As someone who only eats brunch and dinner, finding low histamine breakfasts was the struggle. I've sorted out my morning coffee (& the sugar), and I've sorted out my snacks, but the late morning meal always ended with me, two eggs, and a piece of meat.
It got super boring after a few months, and eventually I shifted to eating just lunch and dinner. Then I found a muffin recipe, and pancakes, and porridge and sweet potato mash, and my world changed.
Some of these low histamine breakfast ideas may not work for you, depending on any other intolerances you have. I also recommend that you practice intermittent fasting when possible, because it gives your body time to calm down from the inflammation of the previous day's histamine.
You could easily combine a variety of these low histamine breakfasts with some of my side dishes to create a different balanced meal to start off every day of the week.

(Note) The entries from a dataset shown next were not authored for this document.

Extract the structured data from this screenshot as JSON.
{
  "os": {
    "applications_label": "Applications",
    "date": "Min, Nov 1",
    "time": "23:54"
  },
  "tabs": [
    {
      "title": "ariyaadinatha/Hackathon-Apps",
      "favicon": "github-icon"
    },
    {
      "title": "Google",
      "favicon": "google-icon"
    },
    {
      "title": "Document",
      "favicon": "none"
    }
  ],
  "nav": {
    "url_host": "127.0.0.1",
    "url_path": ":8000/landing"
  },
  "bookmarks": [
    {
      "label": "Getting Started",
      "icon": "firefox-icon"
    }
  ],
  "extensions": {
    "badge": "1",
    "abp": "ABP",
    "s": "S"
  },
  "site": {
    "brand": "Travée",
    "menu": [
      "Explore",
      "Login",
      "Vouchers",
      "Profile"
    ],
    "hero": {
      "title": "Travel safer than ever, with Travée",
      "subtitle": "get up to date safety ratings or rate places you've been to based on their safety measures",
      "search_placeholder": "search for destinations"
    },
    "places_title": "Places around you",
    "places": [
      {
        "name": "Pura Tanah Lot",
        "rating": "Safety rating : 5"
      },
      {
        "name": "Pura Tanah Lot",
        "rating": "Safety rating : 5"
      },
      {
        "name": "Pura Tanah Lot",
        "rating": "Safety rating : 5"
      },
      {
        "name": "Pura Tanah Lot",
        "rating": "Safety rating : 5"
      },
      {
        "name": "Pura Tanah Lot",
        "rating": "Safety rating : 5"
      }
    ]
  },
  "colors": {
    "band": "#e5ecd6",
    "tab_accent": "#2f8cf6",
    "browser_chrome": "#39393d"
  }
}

Medical Disclaimer: as with everything on this site, this article is provided for information only. I strongly urge you to speak with your doctor or a licensed medical professional in order to assess whether or not you have histamine issues, and/or which foods cause a histamine release for you personally. Every body is different, and some people will tolerate different foods than you do. Please keep comments respectful.
Savory Sweet Potato Mash w/ Toasted Pecans
This is for those who prefer a softer breakfast that's fine to eat cold or hot, and can be made sweeter or more savory, depending on your preference. I like the textural addition of chopped pecans or pili nuts with my sweet potatoes, but only if they're truly pureed. I've linked a low histamine recipe option below, but if you can't handle ghee, in this case it's fine to replace it with avocado oil or coconut oil.
Sweet Potato Hash
I don't yet have a formal recipe available for this, but that's sort of the beauty of it. This is one of my safe meals, as it's basically a veggie stir-fry that uses up whatever you need to get rid of. The base is one small sweet potato, and you customize the spices for whatever the other veggies you throw in end up being.
I can somehow tolerate frozen uncured bacon, so I usually start with two pieces of that, and then cook everything else in the grease. Avocado oil or refined coconut oil is the best substitute for animal fat.
Once your oil is hot, add diced sweet potato & sliced brussels sprouts, and then cook it further with a sprinkle of ground cumin, coriander seed, garlic, and a handful of chopped green onion on top. Serve it with a fried egg on the side (though any protein works), and voila! A low histamine breakfast plate in under 20 minutes.
Chia Pudding w/ Fresh Fruit
I make chia pudding a few times a month, now in smaller batches since I learned what flavors I like. It takes about 2 minutes to make, and it'll set overnight in the fridge for the perfect companion to a breakfast apple or a handful or nuts.
If you've never had it, chia pudding is a lot like tapioca pudding or rice pudding, except that it has much smaller textural additions, with the crunch of chia seeds. Chia pudding takes on the flavor of whatever liquid is added to it and whatever it's flavored with. I'm partial to coconut milk and finely chopped fresh fruit, but I've heard equally good things about almond milk.
Latkes w/Pesto Chicken
This is a two-parter, but both parts can be made in advance and frozen, to be reheated one serving at a time for a low histamine brekkie! First are the latkes, which are a Jewish potato pancake that taste great by themselves.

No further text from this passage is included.